Special population of interest

Renal impaired

Estimated number of subjects

2054
Study design details

Study design

Retrospective, non-interventional evaluation of depersonalized routine-data provided by the German Pain e-Registry on patients with chronic kidney disease who suffer from nociceptive or neuropathic pain and who received either an analgesic standard treatment with guideline recommended drugs or a can

Main study objective

The primary objective of this non-interventional study is to comparatively evaluate the safety, tolerability, and efficacy of cannabis-based pain therapy (CAM) compared to conventional pain therapy with analgesics and co-analgesics recommended by guidelines (NCAM) in adult patients with varying degrees of chronic renal impairment (ICD-10: N18.1-5) under everyday conditions.

Setting

For this purpose, routine data from the German Pain E-Register will be mirrored, anonymized, and stratified into two treatment cohorts according to defined inclusion and exclusion criteria.
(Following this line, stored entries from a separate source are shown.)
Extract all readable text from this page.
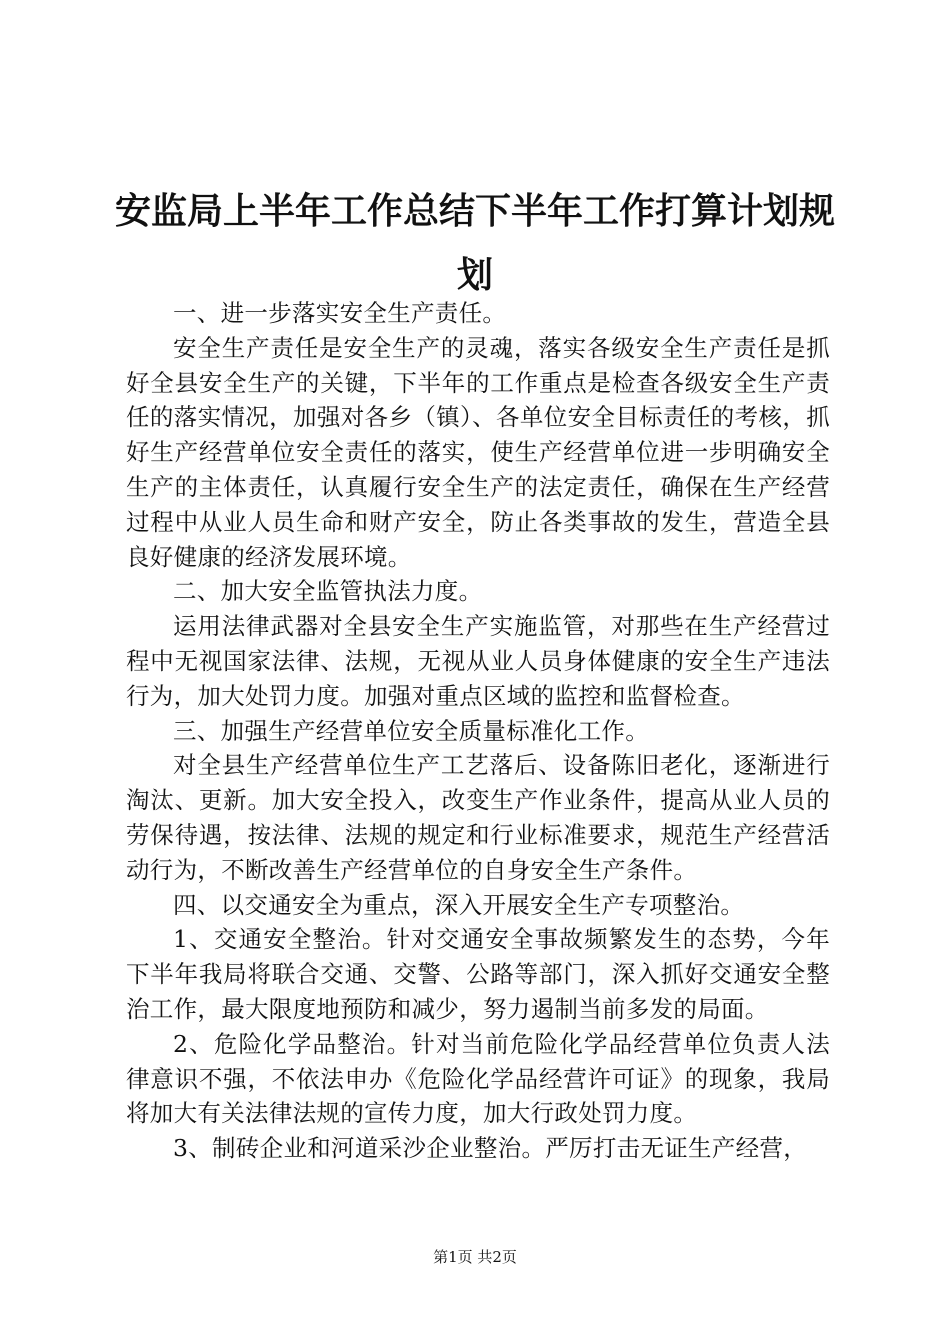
安监局上半年工作总结下半年工作打算计划规划

一、进一步落实安全生产责任。

安全生产责任是安全生产的灵魂，落实各级安全生产责任是抓好全县安全生产的关键，下半年的工作重点是检查各级安全生产责任的落实情况，加强对各乡（镇）、各单位安全目标责任的考核，抓好生产经营单位安全责任的落实，使生产经营单位进一步明确安全生产的主体责任，认真履行安全生产的法定责任，确保在生产经营过程中从业人员生命和财产安全，防止各类事故的发生，营造全县良好健康的经济发展环境。

二、加大安全监管执法力度。

运用法律武器对全县安全生产实施监管，对那些在生产经营过程中无视国家法律、法规，无视从业人员身体健康的安全生产违法行为，加大处罚力度。加强对重点区域的监控和监督检查。

三、加强生产经营单位安全质量标准化工作。

对全县生产经营单位生产工艺落后、设备陈旧老化，逐渐进行淘汰、更新。加大安全投入，改变生产作业条件，提高从业人员的劳保待遇，按法律、法规的规定和行业标准要求，规范生产经营活动行为，不断改善生产经营单位的自身安全生产条件。

四、以交通安全为重点，深入开展安全生产专项整治。

1、交通安全整治。针对交通安全事故频繁发生的态势，今年下半年我局将联合交通、交警、公路等部门，深入抓好交通安全整治工作，最大限度地预防和减少，努力遏制当前多发的局面。

2、危险化学品整治。针对当前危险化学品经营单位负责人法律意识不强，不依法申办《危险化学品经营许可证》的现象，我局将加大有关法律法规的宣传力度，加大行政处罚力度。

3、制砖企业和河道采沙企业整治。严厉打击无证生产经营，

第1页 共2页
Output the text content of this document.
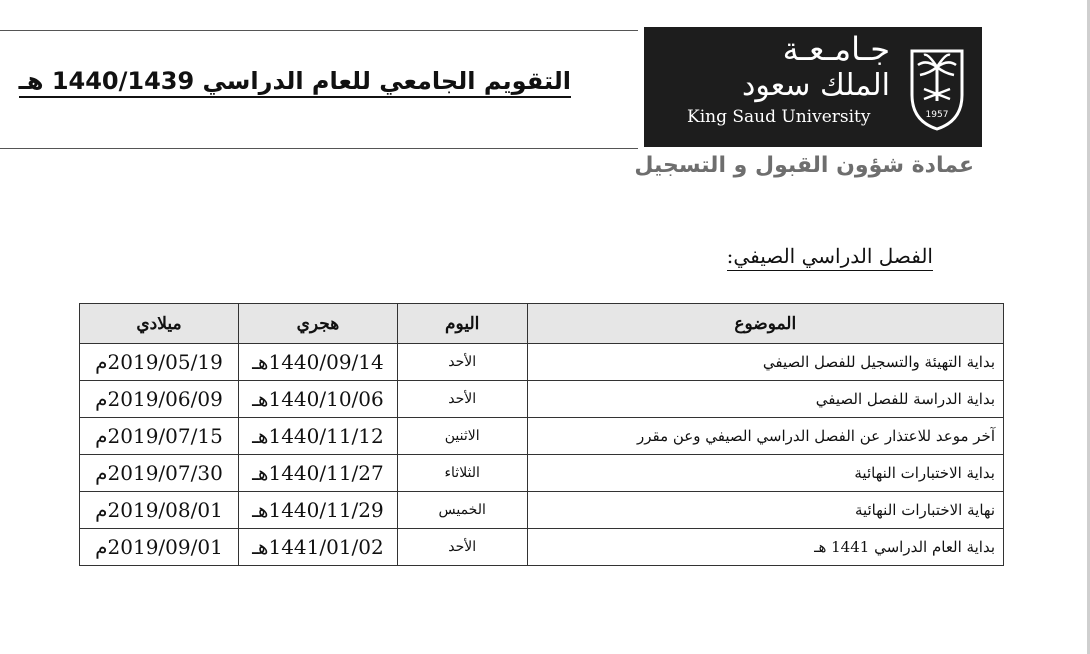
التقويم الجامعي للعام الدراسي 1440/1439 هـ
جـامـعـة
الملك سعود
King Saud University	1957
عمادة شؤون القبول و التسجيل
الفصل الدراسي الصيفي:
الموضوع	اليوم	هجري	ميلادي
بداية التهيئة والتسجيل للفصل الصيفي	الأحد	1440/09/14هـ	2019/05/19م
بداية الدراسة للفصل الصيفي	الأحد	1440/10/06هـ	2019/06/09م
آخر موعد للاعتذار عن الفصل الدراسي الصيفي وعن مقرر	الاثنين	1440/11/12هـ	2019/07/15م
بداية الاختبارات النهائية	الثلاثاء	1440/11/27هـ	2019/07/30م
نهاية الاختبارات النهائية	الخميس	1440/11/29هـ	2019/08/01م
بداية العام الدراسي 1441 هـ	الأحد	1441/01/02هـ	2019/09/01م
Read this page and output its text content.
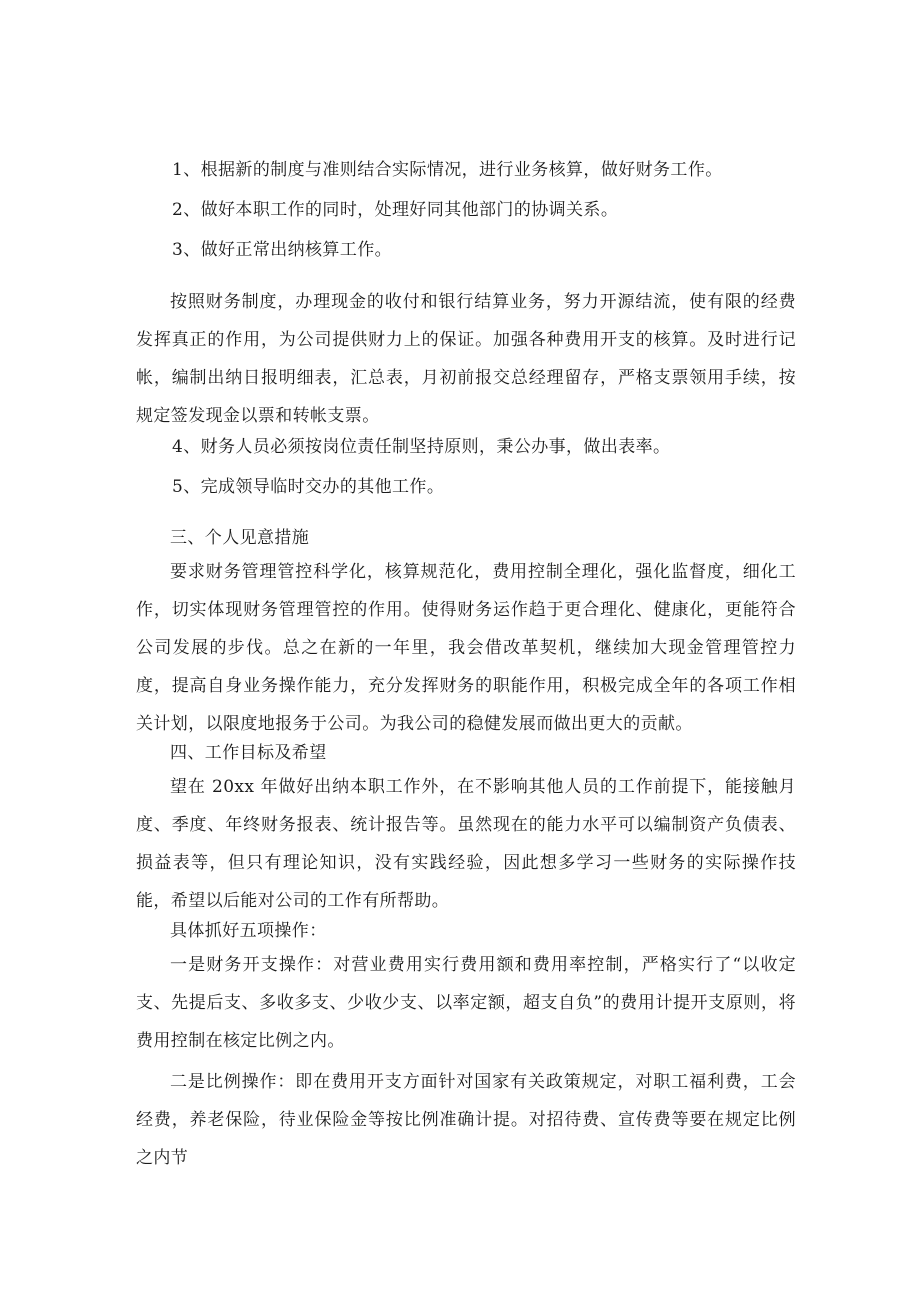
1、根据新的制度与准则结合实际情况，进行业务核算，做好财务工作。

2、做好本职工作的同时，处理好同其他部门的协调关系。

3、做好正常出纳核算工作。

按照财务制度，办理现金的收付和银行结算业务，努力开源结流，使有限的经费发挥真正的作用，为公司提供财力上的保证。加强各种费用开支的核算。及时进行记帐，编制出纳日报明细表，汇总表，月初前报交总经理留存，严格支票领用手续，按规定签发现金以票和转帐支票。

4、财务人员必须按岗位责任制坚持原则，秉公办事，做出表率。

5、完成领导临时交办的其他工作。

三、个人见意措施

要求财务管理管控科学化，核算规范化，费用控制全理化，强化监督度，细化工作，切实体现财务管理管控的作用。使得财务运作趋于更合理化、健康化，更能符合公司发展的步伐。总之在新的一年里，我会借改革契机，继续加大现金管理管控力度，提高自身业务操作能力，充分发挥财务的职能作用，积极完成全年的各项工作相关计划，以限度地报务于公司。为我公司的稳健发展而做出更大的贡献。

四、工作目标及希望

望在 20xx 年做好出纳本职工作外，在不影响其他人员的工作前提下，能接触月度、季度、年终财务报表、统计报告等。虽然现在的能力水平可以编制资产负债表、损益表等，但只有理论知识，没有实践经验，因此想多学习一些财务的实际操作技能，希望以后能对公司的工作有所帮助。

具体抓好五项操作：

一是财务开支操作：对营业费用实行费用额和费用率控制，严格实行了“以收定支、先提后支、多收多支、少收少支、以率定额，超支自负”的费用计提开支原则，将费用控制在核定比例之内。

二是比例操作：即在费用开支方面针对国家有关政策规定，对职工福利费，工会经费，养老保险，待业保险金等按比例准确计提。对招待费、宣传费等要在规定比例之内节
To ensure comparable baseline values, a so-called propensity score matching (PSM) is performed, in which each patient treated with CAM is matched with a patient treated with NCAM [in terms of age, gender, pain phenotype, duration of illness, degree of renal dysfunction, etc. (Note: Patients for whom no suitable “partner” from the other treatment group can be found in the PSM are excluded from the analysis without replacement; a PSM performed in mid-2025 based on the above-mentioned target criteria identified 1027 evaluable patients with at least 6 months of follow-up data for each of the two comparison groups). In addition to demographic data and baseline data, treatment-related changes in pain intensity (lowest, mean, and highest 24-hour pain intensity values, 24-hour pain index – PIX), pain-related impairments (modified Pain Disability Index, mPDI), pain-related impairments of mood and affect (DASS-21, areas of depression, anxiety, and stress), pain-related limitations of quality of life (Quality-of-Life Impairment by Pain Inventory, QLIP), as well as daily cannabis dose and the need for or use of other analgesics and co-analgesics were recorded at three assessment points: baseline (i.e., immediately before the start of cannabis therapy) and at the end of months 3 and 6 of treatment.

Comparators

Cannabis-based analgesics (CAM: either pure THC, THC-dominant, CBD-dominant, or pure CBD) will be compared to conventional Non-Cannabis pain medications.

Outcomes

Primary endpoint of CANRELIEF is the percentage of patients who did not discontinue pain medication due to adverse drugs reactions (ADR) and who reported a clinically relevant improvement vs. baseline (i.e. a symptom relief equal to or even greater than the minimal clinical important difference for the resepctive parameter and/or at least 30%) for a) average 24-hr. pain intensity index (PIX), b) modified pain disability index (mPDI), c) pain-related sleep disturbances (mPDI subscale #6), d) quality-of-life impairment by pain (QLIP), e) overall wellbeing, f) number of days impaired by pain in the last 3 months, and g) overall impact of pain in the last 3 months.

Data analysis plan

The primary endpoint, like all other efficacy and tolerability analyses conducted as part of this study, will be evaluated for the “as observed” (AOD) data set and as part of a sequential non-inferiority/superiority analysis. All analyses are based on a comparison of the data at the end of the third/sixth month with the corresponding baseline data.